Initial states of the AleoBFT labeled state transition system.
There are multiple possible initial states of the system, corresponding to different choices of (the addresses of) the correct and faulty validators in the system, and of the genesis committee.
As explained in committees, the genesis committee is modeled via a constrained nullary function.
We could have similarly introduced two constrained nullary functions that return the set of addresses of the correct validators and the set of addresses of the faulty validators, which are also arbitrary, but fixed during the execution of the protocol. Then we could have formalized system states a little differently, using just a map from validator addresses to validator states, and constraining the keys of the map to be the set of correct validator addresses returned by the nullary function. But we prefer the current formulation, without the two nullary functions, and with a system state containing a map from addresses to optional validator states, because this is more natural for a future version of the model in which, instead of having a fixed collection of all possible validators, we actually have validators coming into and going out of existence (i.e. being added to and removed from the map in the system state).
There is a unique possible initial state of an individual (correct) validator, which we therefore formalize via a defined nullary function that returns this initial state.
We introduce a predicate that characterizes all the possible initial states of the system.
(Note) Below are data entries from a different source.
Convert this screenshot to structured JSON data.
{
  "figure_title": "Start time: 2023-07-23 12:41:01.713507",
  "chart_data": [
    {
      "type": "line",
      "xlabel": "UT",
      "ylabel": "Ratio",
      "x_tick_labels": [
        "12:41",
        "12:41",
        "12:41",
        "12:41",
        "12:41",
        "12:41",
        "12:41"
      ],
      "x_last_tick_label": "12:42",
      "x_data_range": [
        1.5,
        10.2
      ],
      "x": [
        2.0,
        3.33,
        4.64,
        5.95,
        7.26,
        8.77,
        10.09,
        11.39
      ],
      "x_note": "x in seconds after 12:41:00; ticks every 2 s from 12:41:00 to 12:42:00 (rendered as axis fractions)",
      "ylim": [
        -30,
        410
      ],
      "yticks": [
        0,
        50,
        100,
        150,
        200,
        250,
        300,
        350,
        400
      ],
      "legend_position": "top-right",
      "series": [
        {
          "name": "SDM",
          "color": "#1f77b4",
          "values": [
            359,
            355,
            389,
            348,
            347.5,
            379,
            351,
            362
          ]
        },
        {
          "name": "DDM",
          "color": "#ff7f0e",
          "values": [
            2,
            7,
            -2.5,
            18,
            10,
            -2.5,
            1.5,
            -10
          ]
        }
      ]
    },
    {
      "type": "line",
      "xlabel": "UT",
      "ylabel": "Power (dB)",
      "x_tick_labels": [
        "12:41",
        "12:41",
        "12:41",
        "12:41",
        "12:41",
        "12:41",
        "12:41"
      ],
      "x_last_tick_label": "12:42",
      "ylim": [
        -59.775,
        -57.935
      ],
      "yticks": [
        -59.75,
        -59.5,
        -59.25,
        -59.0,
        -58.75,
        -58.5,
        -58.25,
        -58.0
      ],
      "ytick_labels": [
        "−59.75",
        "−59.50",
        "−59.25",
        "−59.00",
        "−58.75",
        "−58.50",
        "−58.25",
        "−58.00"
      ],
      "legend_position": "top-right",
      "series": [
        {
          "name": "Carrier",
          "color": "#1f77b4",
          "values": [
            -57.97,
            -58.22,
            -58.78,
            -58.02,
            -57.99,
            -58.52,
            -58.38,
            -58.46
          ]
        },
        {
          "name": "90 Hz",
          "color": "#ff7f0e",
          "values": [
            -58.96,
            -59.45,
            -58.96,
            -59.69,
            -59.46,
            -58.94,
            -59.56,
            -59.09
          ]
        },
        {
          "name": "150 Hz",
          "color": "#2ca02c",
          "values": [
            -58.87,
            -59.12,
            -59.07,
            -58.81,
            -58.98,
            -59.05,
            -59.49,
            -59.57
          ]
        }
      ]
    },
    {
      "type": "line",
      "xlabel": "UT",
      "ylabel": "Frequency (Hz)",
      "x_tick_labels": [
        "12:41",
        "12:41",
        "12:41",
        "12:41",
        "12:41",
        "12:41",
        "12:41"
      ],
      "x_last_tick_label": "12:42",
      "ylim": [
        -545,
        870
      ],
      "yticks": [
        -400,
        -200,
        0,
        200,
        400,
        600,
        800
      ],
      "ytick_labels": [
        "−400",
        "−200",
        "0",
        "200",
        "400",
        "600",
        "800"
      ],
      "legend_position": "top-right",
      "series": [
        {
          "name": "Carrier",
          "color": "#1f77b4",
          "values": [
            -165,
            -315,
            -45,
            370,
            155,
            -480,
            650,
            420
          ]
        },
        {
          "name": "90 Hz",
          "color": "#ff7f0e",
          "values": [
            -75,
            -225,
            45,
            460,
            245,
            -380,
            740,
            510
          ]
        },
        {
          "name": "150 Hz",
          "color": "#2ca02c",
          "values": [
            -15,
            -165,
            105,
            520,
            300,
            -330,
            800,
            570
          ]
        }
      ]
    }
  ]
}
This predicate refers to the nullary function for the genesis committee, to ensure that the commitee is part of the validators.
We also introduce a function that, given two sets of disjoint addresses, one for correct validators and one for faulty ones, constructs the initial system state with those validators. This is not necessary to define the labeled transition system, for which the predicate described in the previous paragraph suffices. However, this function may be useful to simulate the system: given the inputs to this functions and a list of events, we can calculate the initial state and the successive states that the system goes through by way of those events.